Opinion|Videos|February 9, 2026

Expanding Role of Low-Intensity Frontline Therapy for AML and Limitations for Mutation Subsets

This discussion provides a comprehensive synthesis of how the PARADIGM study and related work may reshape frontline AML treatment, while emphasizing that intensive chemotherapy will remain necessary for certain biologically defined groups.

This discussion provides a comprehensive synthesis of how the PARADIGM study and related work may reshape frontline AML treatment, while emphasizing that intensive chemotherapy will remain necessary for certain biologically defined groups. The panel acknowledges that PARADIGM is generating significant enthusiasm by demonstrating that azacitidine–venetoclax can provide robust remission outcomes in selected newly diagnosed patients with AML, potentially expanding its frontline role into younger and fitter populations.

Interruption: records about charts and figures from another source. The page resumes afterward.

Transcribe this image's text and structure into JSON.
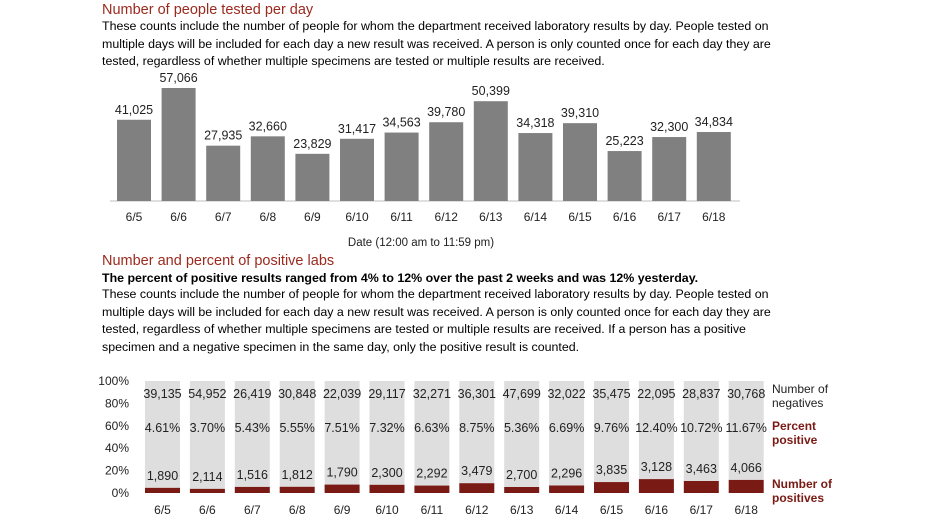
{
  "section1": {
    "title": "Number of people tested per day",
    "description": "These counts include the number of people for whom the department received laboratory results by day. People tested on multiple days will be included for each day a new result was received. A person is only counted once for each day they are tested, regardless of whether multiple specimens are tested or multiple results are received."
  },
  "section2": {
    "title": "Number and percent of positive labs",
    "summary": "The percent of positive results ranged from 4% to 12% over the past 2 weeks and was 12% yesterday.",
    "description": "These counts include the number of people for whom the department received laboratory results by day. People tested on multiple days will be included for each day a new result was received. A person is only counted once for each day they are tested, regardless of whether multiple specimens are tested or multiple results are received. If a person has a positive specimen and a negative specimen in the same day, only the positive result is counted."
  },
  "colors": {
    "title": "#9b2a1e",
    "bar_gray": "#808080",
    "negatives_bar": "#dedede",
    "positives_bar": "#7a1a14"
  },
  "chart_data": [
    {
      "type": "bar",
      "categories": [
        "6/5",
        "6/6",
        "6/7",
        "6/8",
        "6/9",
        "6/10",
        "6/11",
        "6/12",
        "6/13",
        "6/14",
        "6/15",
        "6/16",
        "6/17",
        "6/18"
      ],
      "values": [
        41025,
        57066,
        27935,
        32660,
        23829,
        31417,
        34563,
        39780,
        50399,
        34318,
        39310,
        25223,
        32300,
        34834
      ],
      "value_labels": [
        "41,025",
        "57,066",
        "27,935",
        "32,660",
        "23,829",
        "31,417",
        "34,563",
        "39,780",
        "50,399",
        "34,318",
        "39,310",
        "25,223",
        "32,300",
        "34,834"
      ],
      "xlabel": "Date (12:00 am to 11:59 pm)",
      "ylim": [
        0,
        60000
      ],
      "grid": false
    },
    {
      "type": "bar",
      "stacked_percent": true,
      "categories": [
        "6/5",
        "6/6",
        "6/7",
        "6/8",
        "6/9",
        "6/10",
        "6/11",
        "6/12",
        "6/13",
        "6/14",
        "6/15",
        "6/16",
        "6/17",
        "6/18"
      ],
      "series": [
        {
          "name": "Number of negatives",
          "values": [
            39135,
            54952,
            26419,
            30848,
            22039,
            29117,
            32271,
            36301,
            47699,
            32022,
            35475,
            22095,
            28837,
            30768
          ],
          "labels": [
            "39,135",
            "54,952",
            "26,419",
            "30,848",
            "22,039",
            "29,117",
            "32,271",
            "36,301",
            "47,699",
            "32,022",
            "35,475",
            "22,095",
            "28,837",
            "30,768"
          ]
        },
        {
          "name": "Number of positives",
          "values": [
            1890,
            2114,
            1516,
            1812,
            1790,
            2300,
            2292,
            3479,
            2700,
            2296,
            3835,
            3128,
            3463,
            4066
          ],
          "labels": [
            "1,890",
            "2,114",
            "1,516",
            "1,812",
            "1,790",
            "2,300",
            "2,292",
            "3,479",
            "2,700",
            "2,296",
            "3,835",
            "3,128",
            "3,463",
            "4,066"
          ]
        }
      ],
      "percent_positive": {
        "name": "Percent positive",
        "values": [
          4.61,
          3.7,
          5.43,
          5.55,
          7.51,
          7.32,
          6.63,
          8.75,
          5.36,
          6.69,
          9.76,
          12.4,
          10.72,
          11.67
        ],
        "labels": [
          "4.61%",
          "3.70%",
          "5.43%",
          "5.55%",
          "7.51%",
          "7.32%",
          "6.63%",
          "8.75%",
          "5.36%",
          "6.69%",
          "9.76%",
          "12.40%",
          "10.72%",
          "11.67%"
        ]
      },
      "yticks": [
        "100%",
        "80%",
        "60%",
        "40%",
        "20%",
        "0%"
      ],
      "legend": [
        "Number of negatives",
        "Percent positive",
        "Number of positives"
      ],
      "legend_placement": "right",
      "ylim": [
        0,
        100
      ],
      "grid": false
    }
  ]
}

However, the experts stress that these findings cannot be universally applied. FLT3-mutated AML remains a clear domain where intensive therapy paired with FLT3 inhibitors provides the strongest evidence-based outcomes. Similarly, KMT2A-rearranged leukemia, NPM1-mutated AML, and CBF leukemias were not part of PARADIGM and require distinct therapeutic strategies. The panel reiterates that mutation biology rather than age alone remains the primary determinant of optimal induction intensity.

The discussion then broadens to the future role of triplet regimens. As venetoclax-based therapies demonstrate excellent tolerability and low early mortality, the possibility of safely adding a third agent has become increasingly compelling. Younger patients, with greater physiological reserve, may be ideal candidates for early adoption of triplets, particularly where targeted agents can be matched to a driver mutation. The panel anticipates that future studies may compare intensive chemo-based triplets with venetoclax-based triplets, a sign of how rapidly the field is evolving.

Despite this momentum, the clinicians emphasize that core principles remain unchanged: curative-intent therapy must not be compromised. Intensive chemotherapy is still the proven standard for CBF AML, NPM1/normal karyotype AML, and some younger patients with proliferative disease.

The modern AML landscape is one of expanding possibilities but persistent nuance, an environment where molecular detail and patient-specific considerations drive optimal frontline treatment.